CVE-2025-56077 is an OS command injection vulnerability identified in the Ruijie RG-RAP2200(E) 247 2200 series network devices. The flaw exists in the module_set function within the Lua script located at /usr/local/lua/dev_sta/nbr_cwmp.lua. An attacker can exploit this vulnerability by crafting a malicious POST request that injects arbitrary OS commands, which the device executes with the privileges of the affected service. This type of vulnerability typically arises from insufficient input validation or improper sanitization of user-supplied data before passing it to system-level command execution functions. Successful exploitation could allow attackers to execute arbitrary commands on the device, potentially leading to full system compromise, unauthorized configuration changes, data exfiltration, or disruption of network services. The vulnerability was reserved in August 2025 and published in December 2025, but no CVSS score or patches have been released yet, and no active exploits are known. The lack of authentication or user interaction requirements is not explicitly stated, but given the nature of the POST request to a device management module, it is likely that network access to the device's management interface is necessary.

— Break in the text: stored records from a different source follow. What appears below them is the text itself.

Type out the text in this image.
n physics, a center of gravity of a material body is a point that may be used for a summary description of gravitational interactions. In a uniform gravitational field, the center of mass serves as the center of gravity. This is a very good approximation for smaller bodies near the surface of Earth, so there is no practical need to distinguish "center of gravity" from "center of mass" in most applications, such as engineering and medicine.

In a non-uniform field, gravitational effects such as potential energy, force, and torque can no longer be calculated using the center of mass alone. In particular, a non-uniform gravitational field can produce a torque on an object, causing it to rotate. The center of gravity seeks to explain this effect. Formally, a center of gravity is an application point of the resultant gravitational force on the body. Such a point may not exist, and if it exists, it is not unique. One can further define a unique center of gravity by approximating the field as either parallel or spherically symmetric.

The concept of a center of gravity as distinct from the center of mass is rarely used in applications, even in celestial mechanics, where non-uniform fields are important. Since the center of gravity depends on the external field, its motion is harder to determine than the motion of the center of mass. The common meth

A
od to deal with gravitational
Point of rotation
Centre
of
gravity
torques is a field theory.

This vulnerability poses a significant risk to organizations relying on Ruijie RG-RAP2200 devices, especially in environments where these devices are exposed to untrusted networks or insufficiently segmented internal networks.

For European organizations, the impact of CVE-2025-56077 could be severe. Ruijie devices are used in various enterprise and service provider networks, and a successful attack could lead to unauthorized control over network access points, disruption of network connectivity, and potential lateral movement within corporate networks. Confidential information could be exposed or manipulated, and network availability could be compromised, affecting business operations. Critical infrastructure sectors such as telecommunications, finance, and government agencies that deploy Ruijie devices may face increased risks of espionage, sabotage, or service outages. The ability to execute arbitrary commands on network devices can also facilitate the deployment of persistent malware or backdoors, complicating incident response and recovery efforts. The absence of known exploits currently provides a window for proactive mitigation, but the publication of this vulnerability signals that attackers may develop exploits soon, increasing urgency for European entities to act swiftly.

1. Immediately restrict network access to the management interfaces of Ruijie RG-RAP2200 devices, ensuring they are not exposed to untrusted or public networks. 2. Implement strict firewall rules and network segmentation to limit access to the vulnerable POST endpoint. 3. Monitor network traffic for unusual POST requests targeting /usr/local/lua/dev_sta/nbr_cwmp.lua or similar paths indicative of exploitation attempts. 4. Deploy intrusion detection/prevention systems (IDS/IPS) with custom signatures to detect command injection patterns specific to this vulnerability. 5. Coordinate with Ruijie for official patches or firmware updates and apply them promptly once available. 6. Conduct internal audits to identify all Ruijie RG-RAP2200 devices in the network and assess exposure. 7. Employ multi-factor authentication and strong access controls on device management interfaces to reduce the risk of unauthorized exploitation. 8. Prepare incident response plans tailored to potential device compromise scenarios. 9. Educate network administrators about this vulnerability and encourage vigilance for suspicious activity. 10. Consider temporary device replacement or alternative solutions if patching is delayed.